There’s a particular feeling that jazz gives you, unlike any other music I know. The deeper you go, the more there is. You learn something, truly learn it, and instead of the horizon getting closer it recedes further into the distance. It can feel vertiginous at times. Overwhelming even. And yet you always want to keep going.
This is not a bug. It’s the whole point.
But here’s where a lot of people come unstuck. There’s a common assumption — especially among self-taught musicians — that learning to play is a destination. You put in the hours, you acquire the skills, and at some point you can play. Ticket punched. Job done. What nobody tells you is that the ticket has no destination printed on it.
This is precisely where a tutor, a mentor, a musical confidant becomes not just useful but essential. And I’d argue that’s true at every level — beginner or fifty years in.

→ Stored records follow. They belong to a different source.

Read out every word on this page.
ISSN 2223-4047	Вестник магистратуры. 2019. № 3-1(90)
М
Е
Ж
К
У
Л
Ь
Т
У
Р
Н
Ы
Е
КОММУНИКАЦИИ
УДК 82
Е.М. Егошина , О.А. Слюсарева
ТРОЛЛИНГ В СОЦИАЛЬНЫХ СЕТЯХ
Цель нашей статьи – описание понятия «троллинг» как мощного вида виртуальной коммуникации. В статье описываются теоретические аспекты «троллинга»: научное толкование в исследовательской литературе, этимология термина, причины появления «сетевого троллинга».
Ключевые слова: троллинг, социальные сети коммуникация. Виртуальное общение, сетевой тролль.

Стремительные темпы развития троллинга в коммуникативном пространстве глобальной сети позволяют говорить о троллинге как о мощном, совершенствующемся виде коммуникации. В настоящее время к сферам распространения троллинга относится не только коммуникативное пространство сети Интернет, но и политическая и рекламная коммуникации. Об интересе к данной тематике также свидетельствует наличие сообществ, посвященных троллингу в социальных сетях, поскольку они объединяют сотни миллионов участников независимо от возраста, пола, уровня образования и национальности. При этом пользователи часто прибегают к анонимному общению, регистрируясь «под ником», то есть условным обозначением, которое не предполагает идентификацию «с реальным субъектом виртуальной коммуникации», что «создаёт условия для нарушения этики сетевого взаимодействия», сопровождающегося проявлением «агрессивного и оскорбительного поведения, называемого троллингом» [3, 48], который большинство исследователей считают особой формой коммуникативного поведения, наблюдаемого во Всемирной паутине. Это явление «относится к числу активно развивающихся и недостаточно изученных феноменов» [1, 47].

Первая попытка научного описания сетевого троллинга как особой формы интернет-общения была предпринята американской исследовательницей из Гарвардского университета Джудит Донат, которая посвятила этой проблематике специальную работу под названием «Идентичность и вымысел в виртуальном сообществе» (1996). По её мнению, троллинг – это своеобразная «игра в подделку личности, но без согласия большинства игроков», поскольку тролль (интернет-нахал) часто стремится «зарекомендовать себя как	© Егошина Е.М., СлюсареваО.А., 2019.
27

A good tutor doesn’t just correct your technique or hand you new material to learn. They see you clearly. They spot the comfortable habits you’ve stopped noticing, the safe ground you keep returning to without realising it. They know where you are in the journey, and they know how to nudge you somewhere new. Sometimes that nudge is a single idea that opens up a whole new stretch of horizon.
The ego is the enemy here of course. The further along you are, the easier it is to feel you’ve earned the right to go it alone. But I’d argue the opposite: the more you know, the more you need someone who can see past what you know. Someone who can say — keep going, you haven’t run out of road yet.
Jazz is an oral tradition. It was never meant to be learned alone. It was passed from player to player, on bandstands and in back rooms, through relationships as much as through music. A tutor keeps that spirit alive, whatever your level, whatever your age.
The horizon keeps moving. That’s the gift. Find someone who helps you walk towards it.
And here’s the thing nobody mentions when you start out: the journey will teach you far more than just music. Patience, humility, the courage to sound bad before you sound good, the ability to sit with uncertainty and keep going anyway. Jazz in particular has a way of holding a mirror up to who you are. How you handle frustration. How you respond to surprise. Whether you can let go of what you know in order to find something better.
A life spent with music, and with the right guide alongside you, is a life spent learning how to be more fully human. That’s not a bad return on a few hours of practice.